The character on boxes of Force cereal was created in the United States in 1902 by writer Minnie Maud Hanff and artist Dorothy Ficken, initially for an advertising campaign. Rather than selling the benefits of eating wheat, which Hanff assumed customers already knew, her copy for the original advertisements told stories in verse, such as this one:
Jim Dumps was a most unfriendly man, Who lived his life on the hermit plan; In his gloomy way he'd gone through life, And made the most of woe and strife; Till Force one day was served to him Since then they've called him "Sunny Jim."
The advertisements featured slogans such as "Better than a Vacation” and “A Different Food for Indifferent Appetites.” Other verses included:
Whatever you say, wherever you've been, You can't beat the cereal, that raised Sunny Jim!
High o'er the fence leaps Sunny Jim Force is the food that raises him
This last rhyme became a familiar catchphrase.
The campaign was wildly successful at promoting the character of Sunny Jim. Printer's Ink stated that “No current novel or play is so universally popular. He is as well-known as President Roosevelt or J. Pierpont Morgan.” However, the cereal company turned its advertising account over to a different firm, which did not approve of humor in advertising and more or less abandoned the campaign.
In the United States Force followed a convoluted path involving many corporate mergers.

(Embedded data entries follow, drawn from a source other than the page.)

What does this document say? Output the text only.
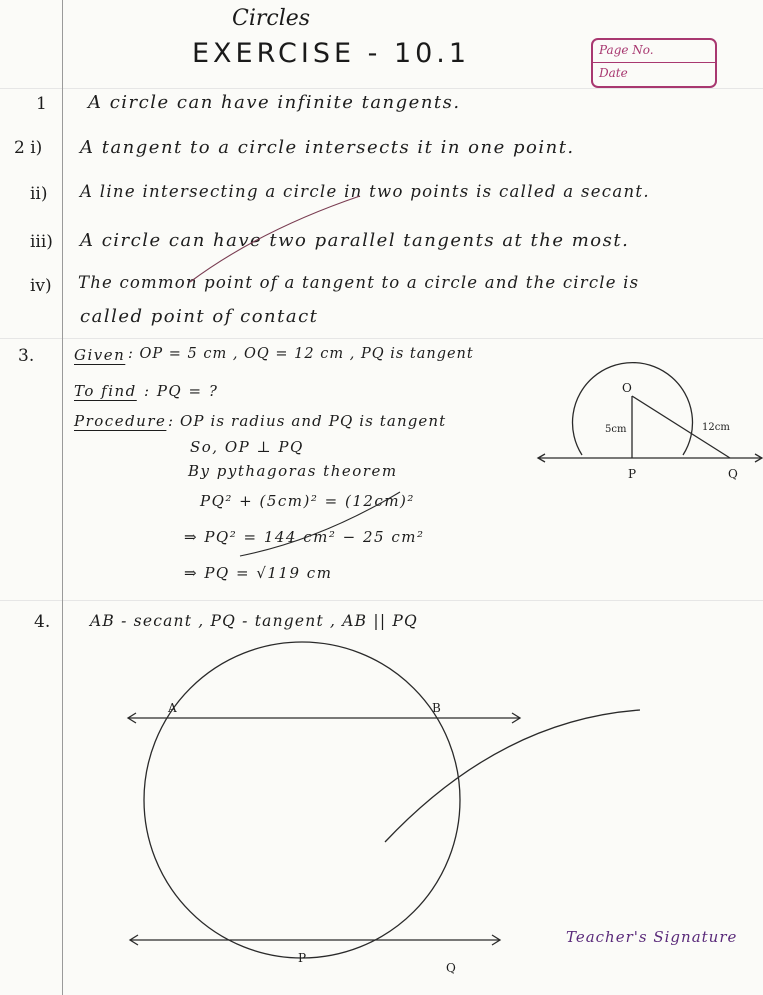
Circles
EXERCISE - 10.1	Page No.
Date
1 A circle can have infinite tangents.
2 i) A tangent to a circle intersects it in one point.
ii) A line intersecting a circle in two points is called a secant.
iii) A circle can have two parallel tangents at the most.
iv) The common point of a tangent to a circle and the circle is
called point of contact
3.	Given : OP = 5 cm , OQ = 12 cm , PQ is tangent
To find : PQ = ?
Procedure : OP is radius and PQ is tangent
So, OP ⊥ PQ
By pythagoras theorem
PQ² + (5cm)² = (12cm)²
⇒ PQ² = 144 cm² − 25 cm²
⇒ PQ = √119 cm
O
P	Q
5cm	12cm
A	B
P
Q
4.	AB - secant , PQ - tangent , AB || PQ
Teacher's Signature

The last owner stopped producing the cereal in 1983. Both the cereal and Sunny Jim had greater success in the United Kingdom, where Force cereal is still available and the box still features a picture of Sunny Jim.
The brand of peanut butter known as Sunny Jim was manufactured in Seattle, Washington by the Pacific Standard Foods company. The company was founded by Germanus Wilhelm Firnstahl, who modelled the apple-cheeked character seen on the jars on his son, Lowell. During the 1950s the brand accounted for nearly a third of all peanut butter sold in the Seattle area. The company was sold in 1979 for $3 million to the Bristol Bay Native Corp. A large sign on the factory building made the "Sunny Jim building" on Airport Way South a familiar landmark to motorists passing on nearby Interstate 5 until the building burned down in 1997.